Black and white image of a concrete wall and driveway

Housing Accessibility

Thirty years ago, people in the United States on both sides of the aisle came to a clear agreement: we need to build houses and apartments that are accessible to people with disabilities, including people who use wheelchairs. Laws and regulations were passed to require that accessible home design and construction. Thirty years later, these rules are still far too much theory and too little action.

The rules are not perfect, but, if followed, they would result in a sea change for wheelchair users—the percentage of accessible apartments would gradually increase and ultimately become widespread. People with disabilities could find and rent apartments at the same rates as everyone else. They could visit friends, have dinner with family, attend parties or home religious gatherings too.

A Frustrated Vision of Barrier-Free Living

Unfortunately, some thirty years after the major federal laws in this area were passed, the housing landscape has changed very little in places like New York City, where I live. Some developers simply flout the laws

A 2019 New York City government survey of 21 randomly picked buildings found the majority were inaccessible—including 2 built after federal accessibility laws took effect. This means that housing is even more unaffordable for people with disabilities than for others in New York.

A 2015 report found that only 1% of rental units nationwide had five key accessibility features.

From luxury buildings and hip lofts to middle-class apartments to affordable housing,[1] we continue to build a world that excludes the wheelchair users—millions and growing—among us. 

Legal Requirements for Housing Construction

New buildings and renovations are supposed to have ramps, room to maneuver, light switches and counters at a reachable height, and more. The law provides for a range of accessibility–some units must be fully accessible for people in wheelchairs to live in, some adaptable, and the rest accessible enough that a person in a wheelchair can visit.

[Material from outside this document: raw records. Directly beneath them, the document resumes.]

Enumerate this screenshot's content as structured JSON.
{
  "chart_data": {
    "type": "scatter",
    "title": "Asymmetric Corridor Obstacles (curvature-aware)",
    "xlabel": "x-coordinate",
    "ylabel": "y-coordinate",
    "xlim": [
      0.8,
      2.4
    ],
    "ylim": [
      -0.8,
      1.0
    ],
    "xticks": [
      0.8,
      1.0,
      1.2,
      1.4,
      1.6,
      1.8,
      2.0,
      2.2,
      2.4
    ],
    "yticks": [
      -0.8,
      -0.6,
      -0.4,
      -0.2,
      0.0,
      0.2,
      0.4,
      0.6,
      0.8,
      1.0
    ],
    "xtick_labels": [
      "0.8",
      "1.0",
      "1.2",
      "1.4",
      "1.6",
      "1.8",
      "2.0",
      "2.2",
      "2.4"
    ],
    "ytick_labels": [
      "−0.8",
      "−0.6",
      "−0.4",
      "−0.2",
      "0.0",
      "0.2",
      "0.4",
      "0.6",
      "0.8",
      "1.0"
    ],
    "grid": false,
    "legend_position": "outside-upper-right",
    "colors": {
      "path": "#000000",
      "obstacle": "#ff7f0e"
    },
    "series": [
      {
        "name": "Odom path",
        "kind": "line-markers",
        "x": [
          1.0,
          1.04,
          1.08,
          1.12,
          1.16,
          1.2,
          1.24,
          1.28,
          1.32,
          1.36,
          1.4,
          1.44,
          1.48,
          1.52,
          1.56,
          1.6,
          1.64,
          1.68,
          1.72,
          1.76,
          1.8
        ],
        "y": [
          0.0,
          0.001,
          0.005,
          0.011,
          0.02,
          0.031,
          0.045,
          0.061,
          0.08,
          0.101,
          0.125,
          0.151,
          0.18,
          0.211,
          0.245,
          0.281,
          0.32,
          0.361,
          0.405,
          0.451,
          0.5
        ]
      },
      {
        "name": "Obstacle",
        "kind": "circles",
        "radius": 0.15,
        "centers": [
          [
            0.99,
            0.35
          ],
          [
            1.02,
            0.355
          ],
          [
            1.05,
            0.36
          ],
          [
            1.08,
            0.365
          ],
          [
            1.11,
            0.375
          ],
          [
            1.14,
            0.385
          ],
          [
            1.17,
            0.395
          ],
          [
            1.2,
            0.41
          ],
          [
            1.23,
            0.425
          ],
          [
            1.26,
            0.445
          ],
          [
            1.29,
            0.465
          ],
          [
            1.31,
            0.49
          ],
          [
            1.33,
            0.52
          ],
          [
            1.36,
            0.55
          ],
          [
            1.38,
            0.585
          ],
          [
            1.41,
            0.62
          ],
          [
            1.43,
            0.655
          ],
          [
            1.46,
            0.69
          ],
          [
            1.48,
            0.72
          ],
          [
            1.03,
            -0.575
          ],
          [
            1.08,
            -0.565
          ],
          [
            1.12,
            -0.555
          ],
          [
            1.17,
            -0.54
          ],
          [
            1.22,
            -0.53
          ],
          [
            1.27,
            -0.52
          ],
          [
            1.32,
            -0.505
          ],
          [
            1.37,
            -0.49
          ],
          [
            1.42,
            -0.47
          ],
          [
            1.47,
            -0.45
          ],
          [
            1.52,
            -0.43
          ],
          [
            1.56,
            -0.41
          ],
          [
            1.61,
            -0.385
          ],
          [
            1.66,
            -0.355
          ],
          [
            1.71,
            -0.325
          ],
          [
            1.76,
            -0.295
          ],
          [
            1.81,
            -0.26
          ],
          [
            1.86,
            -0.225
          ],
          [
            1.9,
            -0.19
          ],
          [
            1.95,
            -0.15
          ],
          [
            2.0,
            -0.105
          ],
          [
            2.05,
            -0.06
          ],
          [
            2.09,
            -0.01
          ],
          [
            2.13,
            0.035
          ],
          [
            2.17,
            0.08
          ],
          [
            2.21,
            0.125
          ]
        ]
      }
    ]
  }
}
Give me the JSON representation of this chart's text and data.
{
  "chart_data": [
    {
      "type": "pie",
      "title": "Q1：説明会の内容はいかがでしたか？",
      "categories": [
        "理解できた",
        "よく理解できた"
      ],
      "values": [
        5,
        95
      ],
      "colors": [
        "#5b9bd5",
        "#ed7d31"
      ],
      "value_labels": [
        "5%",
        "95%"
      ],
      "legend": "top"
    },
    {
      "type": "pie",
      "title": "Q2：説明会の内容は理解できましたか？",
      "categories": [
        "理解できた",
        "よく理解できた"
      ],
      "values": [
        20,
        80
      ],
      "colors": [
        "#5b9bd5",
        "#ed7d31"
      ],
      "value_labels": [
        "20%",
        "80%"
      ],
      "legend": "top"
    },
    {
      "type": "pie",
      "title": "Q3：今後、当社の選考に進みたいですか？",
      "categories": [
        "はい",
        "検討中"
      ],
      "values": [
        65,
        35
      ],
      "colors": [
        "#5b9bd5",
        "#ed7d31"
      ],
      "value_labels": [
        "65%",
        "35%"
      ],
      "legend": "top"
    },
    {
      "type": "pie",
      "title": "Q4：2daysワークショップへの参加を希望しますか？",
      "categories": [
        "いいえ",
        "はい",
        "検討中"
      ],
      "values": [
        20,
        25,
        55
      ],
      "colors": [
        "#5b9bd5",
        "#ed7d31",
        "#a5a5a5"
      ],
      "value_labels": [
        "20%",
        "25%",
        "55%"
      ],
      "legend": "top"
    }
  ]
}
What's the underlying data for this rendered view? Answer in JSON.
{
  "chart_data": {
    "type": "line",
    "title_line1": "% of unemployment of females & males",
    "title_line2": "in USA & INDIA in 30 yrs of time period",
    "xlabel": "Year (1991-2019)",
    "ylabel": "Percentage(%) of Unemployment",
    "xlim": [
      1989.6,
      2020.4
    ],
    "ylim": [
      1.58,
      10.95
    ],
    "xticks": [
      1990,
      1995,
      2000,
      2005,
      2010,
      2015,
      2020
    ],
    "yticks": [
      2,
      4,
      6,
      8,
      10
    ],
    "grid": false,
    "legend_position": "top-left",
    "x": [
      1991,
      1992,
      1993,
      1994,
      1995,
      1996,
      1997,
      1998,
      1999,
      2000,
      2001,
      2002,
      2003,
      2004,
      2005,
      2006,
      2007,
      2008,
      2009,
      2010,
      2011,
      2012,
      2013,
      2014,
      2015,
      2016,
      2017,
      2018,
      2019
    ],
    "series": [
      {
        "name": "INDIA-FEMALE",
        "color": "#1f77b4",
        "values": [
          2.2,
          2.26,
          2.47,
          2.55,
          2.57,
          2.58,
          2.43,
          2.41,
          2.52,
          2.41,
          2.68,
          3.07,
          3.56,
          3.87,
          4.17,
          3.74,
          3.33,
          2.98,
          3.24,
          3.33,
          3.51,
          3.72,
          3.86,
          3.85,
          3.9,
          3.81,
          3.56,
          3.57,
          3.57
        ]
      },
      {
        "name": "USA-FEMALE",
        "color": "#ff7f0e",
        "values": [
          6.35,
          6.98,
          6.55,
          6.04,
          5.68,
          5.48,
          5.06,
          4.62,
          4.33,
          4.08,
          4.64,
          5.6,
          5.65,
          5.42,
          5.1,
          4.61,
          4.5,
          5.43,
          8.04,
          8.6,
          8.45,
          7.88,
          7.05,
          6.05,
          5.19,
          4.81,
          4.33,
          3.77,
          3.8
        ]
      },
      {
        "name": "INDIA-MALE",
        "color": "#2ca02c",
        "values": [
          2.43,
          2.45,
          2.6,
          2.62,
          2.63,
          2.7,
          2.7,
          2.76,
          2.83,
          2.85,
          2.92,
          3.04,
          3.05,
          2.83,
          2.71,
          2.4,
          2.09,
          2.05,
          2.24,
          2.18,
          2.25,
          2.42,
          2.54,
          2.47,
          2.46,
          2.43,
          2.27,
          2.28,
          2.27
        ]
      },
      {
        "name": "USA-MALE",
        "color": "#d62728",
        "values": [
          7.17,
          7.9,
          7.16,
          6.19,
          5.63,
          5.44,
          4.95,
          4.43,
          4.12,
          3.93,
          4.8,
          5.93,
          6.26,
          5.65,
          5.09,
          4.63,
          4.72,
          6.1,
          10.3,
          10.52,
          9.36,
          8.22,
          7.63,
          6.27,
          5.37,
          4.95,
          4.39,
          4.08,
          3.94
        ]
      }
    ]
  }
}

These are just a few examples:

  • Under Fair Housing Act (FHA), in a residential building with an elevator, all units must meet basic access requirements if it was built after March 13, 1991.
  • For a post-1991 building with 4 or more units without an elevator, all ground floor units must be accessible—even one step is not permitted.
  • Pre-1991 residential buildings must also often be made accessible when they are renovated.
  • While the FHA does not apply to gut renovations of pre-1991 buildings that were commercial (e.g. warehouses), local laws like the New York City Human Rights Law do impose accessibility requirements on these buildings. 
  • And the ADA often requires that public spaces—like lobbies, stores, or restaurants—in residential buildings of any vintage be accessible.
Photo by Theo Goodell,

When Can A Wheelchair User Sue?

Developers have argued that these requirements only apply if they get caught quickly enough. They have claimed that they must be sued within the statute of limitations period (2 years under the FHA) after the building is built. Some courts have accepted that argument, but others reject it. On this second view, someone can sue within two years of when they actually experience the discrimination embedded in the illegal construction.[2]

The vision of the Fair Housing Act and similar laws is worth fighting for. Many conscientious developers comply. Those who do not should be held accountable.

[1] A recent New York City initiative touted 2,000 accessible affordable units available over three years—for the tens of thousands of wheelchair users in New York City. 

[2] See Fair Hous. Justice Ctr., Inc. v. JDS Dev. LLC, 443 F. Supp. 3d 494, 499 (S.D.N.Y. 2020), reconsideration denied, No. 19 CIV. 1171 (AT), 2020 WL 5018349 (S.D.N.Y. Aug. 25, 2020).